I'm fascinated by the mechanics of the sport. The goal is to wind the ball around the pole in one direction so that its chain becomes ever shorter, until at last the ball itself has no more play and rebounds against the pole. Bang! Goal achieved. This is fascinating stuff. Kids are whacking the ball back in your direction, so you must time your strike for those narrow windows when they're off-balance or their hands are unable to respond quickly. You have to anticipate the direction the ball will travel from the most recent hit; effectively you're doing complex two-dimensional vector physics in your head in real time while while things are evolving. This is much more compelling than the games for little ones the other second-graders are forced to endure. Throw me in with the big boys. I stay after school to practice.

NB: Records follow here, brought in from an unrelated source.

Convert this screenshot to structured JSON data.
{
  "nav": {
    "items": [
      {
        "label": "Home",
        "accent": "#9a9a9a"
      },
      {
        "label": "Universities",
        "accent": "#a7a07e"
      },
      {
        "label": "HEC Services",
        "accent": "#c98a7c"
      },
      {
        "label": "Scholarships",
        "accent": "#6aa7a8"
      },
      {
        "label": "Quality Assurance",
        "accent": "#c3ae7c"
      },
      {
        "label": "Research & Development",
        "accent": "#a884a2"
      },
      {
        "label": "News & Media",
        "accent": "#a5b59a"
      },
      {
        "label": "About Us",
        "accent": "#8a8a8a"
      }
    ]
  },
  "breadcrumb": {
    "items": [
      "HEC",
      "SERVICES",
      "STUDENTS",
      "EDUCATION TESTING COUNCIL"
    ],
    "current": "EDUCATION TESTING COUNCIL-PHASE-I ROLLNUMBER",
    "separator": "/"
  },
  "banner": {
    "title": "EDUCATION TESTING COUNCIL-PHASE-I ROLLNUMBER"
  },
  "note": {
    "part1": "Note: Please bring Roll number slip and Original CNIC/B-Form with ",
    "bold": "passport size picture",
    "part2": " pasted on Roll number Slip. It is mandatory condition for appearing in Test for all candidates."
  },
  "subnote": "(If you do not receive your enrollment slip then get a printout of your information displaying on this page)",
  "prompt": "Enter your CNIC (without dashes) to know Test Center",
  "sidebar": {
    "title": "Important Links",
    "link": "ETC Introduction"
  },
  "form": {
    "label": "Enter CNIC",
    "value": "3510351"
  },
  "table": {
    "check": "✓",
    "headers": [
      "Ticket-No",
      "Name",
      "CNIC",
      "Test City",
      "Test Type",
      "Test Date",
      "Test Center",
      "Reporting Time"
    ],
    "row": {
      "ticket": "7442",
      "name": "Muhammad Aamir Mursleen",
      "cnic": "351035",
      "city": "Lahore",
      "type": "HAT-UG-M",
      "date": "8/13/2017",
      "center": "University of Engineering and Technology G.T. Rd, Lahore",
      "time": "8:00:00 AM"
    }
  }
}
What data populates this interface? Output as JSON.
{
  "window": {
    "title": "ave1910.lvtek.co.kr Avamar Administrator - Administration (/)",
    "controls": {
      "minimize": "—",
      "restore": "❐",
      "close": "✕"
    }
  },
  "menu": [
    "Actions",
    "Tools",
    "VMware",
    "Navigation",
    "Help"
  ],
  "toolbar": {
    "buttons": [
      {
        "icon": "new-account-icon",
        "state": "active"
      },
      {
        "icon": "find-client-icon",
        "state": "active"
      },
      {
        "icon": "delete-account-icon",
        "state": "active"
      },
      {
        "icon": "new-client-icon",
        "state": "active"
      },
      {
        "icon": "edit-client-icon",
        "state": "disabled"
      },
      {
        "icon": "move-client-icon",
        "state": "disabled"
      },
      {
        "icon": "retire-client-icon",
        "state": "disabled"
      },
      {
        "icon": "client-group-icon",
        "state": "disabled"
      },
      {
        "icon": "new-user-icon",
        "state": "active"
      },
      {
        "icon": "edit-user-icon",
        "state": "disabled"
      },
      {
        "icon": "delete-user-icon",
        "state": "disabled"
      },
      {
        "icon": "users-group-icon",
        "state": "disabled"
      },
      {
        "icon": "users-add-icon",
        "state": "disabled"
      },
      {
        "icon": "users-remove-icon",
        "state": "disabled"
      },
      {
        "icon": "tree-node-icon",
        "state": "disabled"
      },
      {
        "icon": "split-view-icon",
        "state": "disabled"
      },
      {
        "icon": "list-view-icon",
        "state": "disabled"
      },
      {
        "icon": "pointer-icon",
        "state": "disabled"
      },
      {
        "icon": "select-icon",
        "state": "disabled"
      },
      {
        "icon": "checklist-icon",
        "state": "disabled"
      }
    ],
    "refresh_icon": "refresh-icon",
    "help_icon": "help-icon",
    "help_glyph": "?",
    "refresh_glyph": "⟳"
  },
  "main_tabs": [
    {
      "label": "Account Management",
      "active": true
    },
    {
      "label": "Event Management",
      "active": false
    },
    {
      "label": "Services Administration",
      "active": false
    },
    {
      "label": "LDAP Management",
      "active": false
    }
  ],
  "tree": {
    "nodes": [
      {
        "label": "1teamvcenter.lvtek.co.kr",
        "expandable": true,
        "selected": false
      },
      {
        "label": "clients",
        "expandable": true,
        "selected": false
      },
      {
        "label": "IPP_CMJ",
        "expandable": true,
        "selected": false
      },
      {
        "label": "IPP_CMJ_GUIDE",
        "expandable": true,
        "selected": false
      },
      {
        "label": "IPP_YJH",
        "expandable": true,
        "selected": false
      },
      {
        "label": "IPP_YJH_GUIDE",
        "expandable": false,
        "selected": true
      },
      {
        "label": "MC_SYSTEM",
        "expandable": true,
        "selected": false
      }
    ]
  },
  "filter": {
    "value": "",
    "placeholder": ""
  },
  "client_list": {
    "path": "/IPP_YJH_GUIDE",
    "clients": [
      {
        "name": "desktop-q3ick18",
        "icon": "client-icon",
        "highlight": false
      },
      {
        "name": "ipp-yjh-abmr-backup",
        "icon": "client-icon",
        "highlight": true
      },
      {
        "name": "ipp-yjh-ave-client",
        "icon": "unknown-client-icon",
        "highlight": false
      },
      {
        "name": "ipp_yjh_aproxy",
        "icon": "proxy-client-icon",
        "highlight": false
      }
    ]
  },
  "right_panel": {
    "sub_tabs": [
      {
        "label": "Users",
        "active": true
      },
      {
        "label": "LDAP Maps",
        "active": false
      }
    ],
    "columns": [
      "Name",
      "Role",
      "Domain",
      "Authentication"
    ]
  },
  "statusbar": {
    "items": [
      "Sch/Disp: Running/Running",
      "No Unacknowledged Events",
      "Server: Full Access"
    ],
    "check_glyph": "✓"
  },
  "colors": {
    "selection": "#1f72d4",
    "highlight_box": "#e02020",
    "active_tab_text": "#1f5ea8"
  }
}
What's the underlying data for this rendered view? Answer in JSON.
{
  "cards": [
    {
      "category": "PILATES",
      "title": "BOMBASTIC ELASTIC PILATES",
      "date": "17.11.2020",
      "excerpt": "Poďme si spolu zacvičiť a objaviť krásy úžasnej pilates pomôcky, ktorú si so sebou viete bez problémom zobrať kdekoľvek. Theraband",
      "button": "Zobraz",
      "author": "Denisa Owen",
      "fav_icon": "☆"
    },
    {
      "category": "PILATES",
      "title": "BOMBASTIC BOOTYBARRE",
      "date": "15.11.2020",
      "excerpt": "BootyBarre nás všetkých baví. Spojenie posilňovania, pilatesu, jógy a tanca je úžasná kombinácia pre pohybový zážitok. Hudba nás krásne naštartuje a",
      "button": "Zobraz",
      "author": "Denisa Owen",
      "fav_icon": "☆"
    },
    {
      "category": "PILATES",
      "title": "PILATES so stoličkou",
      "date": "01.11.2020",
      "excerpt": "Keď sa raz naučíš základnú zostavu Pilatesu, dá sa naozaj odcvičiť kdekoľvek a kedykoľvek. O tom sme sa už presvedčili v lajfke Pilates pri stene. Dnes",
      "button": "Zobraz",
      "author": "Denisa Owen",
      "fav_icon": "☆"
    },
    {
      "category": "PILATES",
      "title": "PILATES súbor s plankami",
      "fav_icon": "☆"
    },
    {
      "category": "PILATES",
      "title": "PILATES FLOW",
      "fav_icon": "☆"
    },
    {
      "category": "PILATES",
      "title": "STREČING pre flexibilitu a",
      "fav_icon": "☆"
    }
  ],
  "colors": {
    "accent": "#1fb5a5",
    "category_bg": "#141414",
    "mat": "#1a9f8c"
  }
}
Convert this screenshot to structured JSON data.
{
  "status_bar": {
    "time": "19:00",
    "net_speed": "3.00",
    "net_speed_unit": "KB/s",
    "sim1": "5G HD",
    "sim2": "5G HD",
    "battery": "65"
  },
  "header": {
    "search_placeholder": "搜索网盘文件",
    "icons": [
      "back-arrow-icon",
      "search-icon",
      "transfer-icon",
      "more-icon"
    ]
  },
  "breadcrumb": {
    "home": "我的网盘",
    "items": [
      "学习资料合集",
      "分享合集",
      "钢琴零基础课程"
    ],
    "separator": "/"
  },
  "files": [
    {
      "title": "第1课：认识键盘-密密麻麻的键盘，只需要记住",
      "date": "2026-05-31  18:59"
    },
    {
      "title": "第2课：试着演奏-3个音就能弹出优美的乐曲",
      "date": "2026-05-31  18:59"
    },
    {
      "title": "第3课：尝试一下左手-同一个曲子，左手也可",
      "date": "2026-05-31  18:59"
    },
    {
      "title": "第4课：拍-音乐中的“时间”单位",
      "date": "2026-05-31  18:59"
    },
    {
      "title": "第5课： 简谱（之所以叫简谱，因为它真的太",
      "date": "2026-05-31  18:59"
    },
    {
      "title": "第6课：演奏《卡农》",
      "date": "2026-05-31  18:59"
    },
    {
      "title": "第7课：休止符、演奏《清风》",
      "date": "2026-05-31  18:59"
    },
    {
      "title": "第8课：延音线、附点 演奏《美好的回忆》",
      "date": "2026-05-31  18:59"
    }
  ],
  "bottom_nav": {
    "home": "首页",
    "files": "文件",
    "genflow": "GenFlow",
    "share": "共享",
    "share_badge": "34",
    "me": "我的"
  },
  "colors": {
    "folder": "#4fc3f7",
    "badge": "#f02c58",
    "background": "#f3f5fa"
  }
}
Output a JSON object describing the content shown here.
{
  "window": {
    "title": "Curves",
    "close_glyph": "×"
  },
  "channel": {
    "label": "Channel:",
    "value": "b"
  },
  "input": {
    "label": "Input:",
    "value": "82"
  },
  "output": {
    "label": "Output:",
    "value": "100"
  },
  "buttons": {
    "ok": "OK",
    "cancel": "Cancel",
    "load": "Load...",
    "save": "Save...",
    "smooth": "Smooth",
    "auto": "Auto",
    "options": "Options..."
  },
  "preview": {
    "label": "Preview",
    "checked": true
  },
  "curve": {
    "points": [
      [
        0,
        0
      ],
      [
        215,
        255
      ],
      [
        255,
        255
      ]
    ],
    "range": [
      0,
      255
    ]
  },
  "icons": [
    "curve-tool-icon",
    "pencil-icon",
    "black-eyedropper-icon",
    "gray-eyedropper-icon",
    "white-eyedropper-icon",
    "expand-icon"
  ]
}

I'm not allowed though to be here. The reason for the fence is that this part of the schoolyard is off-limits to younger kids. I imagine the concern is that older kids will injure younger ones with their rougher games and more-mature physical strength and coordination. It doesn't seem to matter. Adults including the playground monitors watch me playing. There's no question they know I'm here. They're quite patient to allow me to bend this rule. It's one of the key differences I experience immediately when we move from La Mesa to Clairemont, where I change school districts. There, rules are rules, where the adults function like jailers and bureaucrats. Here, rules subtly morph to fit the individual. This is better.

There's no tetherball at my new school. No marbles, no antlions. There's kickball, teamball, softball, four-square. Importantly, the entire class plays together. If it's our class' turn for the kickball diamond, we all play kickball. Individual initiative, for games like marbles or tetherball or antlions, is not permitted.